First, almost all of the hospitalizations, intubations and deaths are now occurring in those not vaccinated. Vaccinated individuals may carry and transmit the virus, but they are not suffering serious disease, except for those with concomitant immunosuppressant conditions such as cancer, transplantation or autoimmune disease patients taking immunosuppressive drugs.
To understand this, let’s briefly review how COVID-19 vaccines stimulate the immune system to start building an immune response by making neutralizing antibodies against the spike protein, which is the first line of defense that protects us from natural infection. Data shows that this short-term neutralizing antibody response is quick and persists at clinically protective levels for at least eight months (eg, humoral immunity), while the longer-term protection is due to cellular immunity mediated by T cells.

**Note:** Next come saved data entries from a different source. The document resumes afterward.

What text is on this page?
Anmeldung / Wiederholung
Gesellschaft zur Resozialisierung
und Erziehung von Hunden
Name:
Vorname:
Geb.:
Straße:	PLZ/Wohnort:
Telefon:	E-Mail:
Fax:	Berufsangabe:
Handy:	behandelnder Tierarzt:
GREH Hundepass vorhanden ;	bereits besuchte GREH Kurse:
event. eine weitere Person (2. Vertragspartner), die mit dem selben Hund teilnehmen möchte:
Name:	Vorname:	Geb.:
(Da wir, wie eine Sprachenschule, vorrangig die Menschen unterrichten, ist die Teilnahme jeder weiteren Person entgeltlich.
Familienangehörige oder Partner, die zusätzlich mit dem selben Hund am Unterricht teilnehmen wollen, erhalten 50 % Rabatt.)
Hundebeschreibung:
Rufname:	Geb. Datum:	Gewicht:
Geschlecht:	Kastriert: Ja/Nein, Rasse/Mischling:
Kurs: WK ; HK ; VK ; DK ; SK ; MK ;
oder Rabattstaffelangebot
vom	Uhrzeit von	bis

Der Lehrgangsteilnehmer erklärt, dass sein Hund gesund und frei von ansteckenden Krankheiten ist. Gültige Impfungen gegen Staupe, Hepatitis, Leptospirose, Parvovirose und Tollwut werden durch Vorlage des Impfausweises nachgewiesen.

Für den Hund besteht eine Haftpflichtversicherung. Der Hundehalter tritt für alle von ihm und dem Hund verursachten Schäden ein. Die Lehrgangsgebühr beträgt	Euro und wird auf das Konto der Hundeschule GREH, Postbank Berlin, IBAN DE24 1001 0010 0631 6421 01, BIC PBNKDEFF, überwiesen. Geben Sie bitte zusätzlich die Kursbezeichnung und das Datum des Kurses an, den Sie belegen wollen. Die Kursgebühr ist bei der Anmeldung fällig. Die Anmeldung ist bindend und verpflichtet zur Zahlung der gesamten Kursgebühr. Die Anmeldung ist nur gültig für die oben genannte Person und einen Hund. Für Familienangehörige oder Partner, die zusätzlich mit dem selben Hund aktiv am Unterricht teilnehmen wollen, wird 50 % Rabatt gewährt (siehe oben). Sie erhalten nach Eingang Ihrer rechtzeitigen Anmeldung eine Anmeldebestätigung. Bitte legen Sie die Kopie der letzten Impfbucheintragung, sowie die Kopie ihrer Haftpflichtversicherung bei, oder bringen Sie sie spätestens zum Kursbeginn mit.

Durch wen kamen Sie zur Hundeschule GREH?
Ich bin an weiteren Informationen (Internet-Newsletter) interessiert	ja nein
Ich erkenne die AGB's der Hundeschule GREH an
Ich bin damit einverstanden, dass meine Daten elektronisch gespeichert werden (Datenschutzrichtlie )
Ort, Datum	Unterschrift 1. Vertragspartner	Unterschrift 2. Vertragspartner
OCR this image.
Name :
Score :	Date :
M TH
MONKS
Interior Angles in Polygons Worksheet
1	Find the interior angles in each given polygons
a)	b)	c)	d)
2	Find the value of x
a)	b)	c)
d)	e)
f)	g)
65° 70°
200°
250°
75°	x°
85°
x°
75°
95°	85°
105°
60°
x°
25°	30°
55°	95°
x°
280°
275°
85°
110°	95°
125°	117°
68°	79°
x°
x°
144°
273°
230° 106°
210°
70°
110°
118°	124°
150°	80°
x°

Despite causing a surge in infections this summer that has resulted in thousands of hospitalizations and deaths among the unvaccinated, the Delta variant is not particularly good at evading the neutralizing antibodies generated by vaccination, according to a study by researchers at Washington University School of Medicine in St. Louis published recently in the journal Immunity. Thus, those fully vaccinated are well protected from serious disease, hospitalization and death for at least the first eight months or perhaps longer.